Saturday, May 28, 2016

Weeknight Cooking: California Salad













With more limited time to cook these days and an upcoming trip to San Francisco on the horizon, the mind has a tendency to wander sometimes quickly over the pictures of recipes to prepare and turns them Californian.  To midwesterner, California cuisine is nearly as otherworldly to the imagination as considering French.  Like Mediterranean, Californian has evolved from regional roots; as the French style gathers in its rustic towns agriculture from the likes of the Pyrenees, and cheese from its lowland pastures, San Francisco seeks out its local sustenance from the native agriculture up the bay at Point Reyes, and counts on those cows to produce world class dairy.  The parallels continue on, seafood from a cool shore, sunshine from a generous sun, and as many invested chefs as there are restaurants.  We would like to visit Tyler Florences Wayfare Tavern and see how his powerful style


translates from cookbook genius to the real thing.  We could see a salad like the Smoky Sea Scallops with Avocado-corn Salsa showing up on the menu – a recipe I just tried last night for preparation – a great admixture of things that could become Californian with a few adjustments.  The picture in the cookbook shows blackened scallop, avocado, corn and tomato.  The combination looks good, so why not take inspiration from the components and put the salad together in a way that might be successful?  Although my preparation was simplified, if I were to Californianize I would take fresh shrimp, rub them with a Mediterranean concoction of spices, sprinkle with lime juice, and stick them


over a running flame on a beach fire as the seagulls squawked in jealousy above.  I take several handpicked cobs of corn from  the Point Reyes Pierce Farm, open the shucks, lace them Cowgirl Creamery Mt.
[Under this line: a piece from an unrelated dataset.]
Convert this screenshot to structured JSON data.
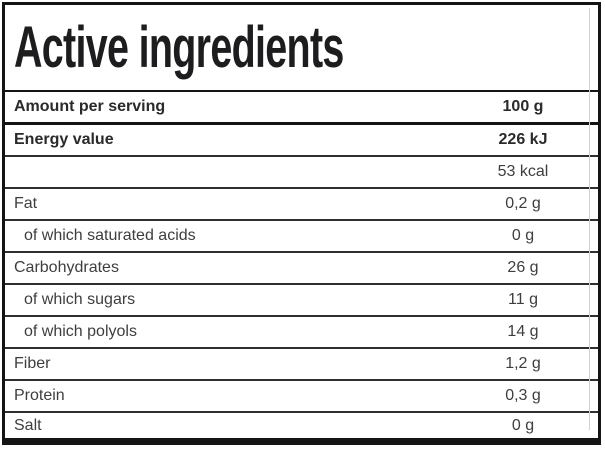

Tam, same spices, maybe a touch of paprika, and let them blacken over the same fire


then cut down their sides leaving the kernel dice hot over the plate.  Now the sand plovers are squawking in unison as they comb the beach and the tide is slowly rising up over the lip of the berm of the sand.  Avocado, hand picked from Morro Bay Avocados, diced and also slightly dripped with lime juice, spread out over the plate for texture and substance.  Many other ingredients could be added over the top at this point, to further Californiafy, (garlic, some heat with peppers, cilantro) but I would choose a homemade batch of buttermilk dressing from the Point Reyes Creamery, made of crumbled


blue cheese, sea salt, pepper, chives, sour cream, buttermilk from the local herd, a pinch of vinegar.  By the now the Pelicans have smelled the aroma and are circling with very wide beaks above awaiting our departure so that they may find their own leftover California ingredients.  It would be time at this point to douse the fire, pack the beach picnic and gently lay the utensils down into the floor of the rowboat and oar off around the still calm spit into the mouth of the Estero and glide on into Nick's Cove where time has stopped at 1930.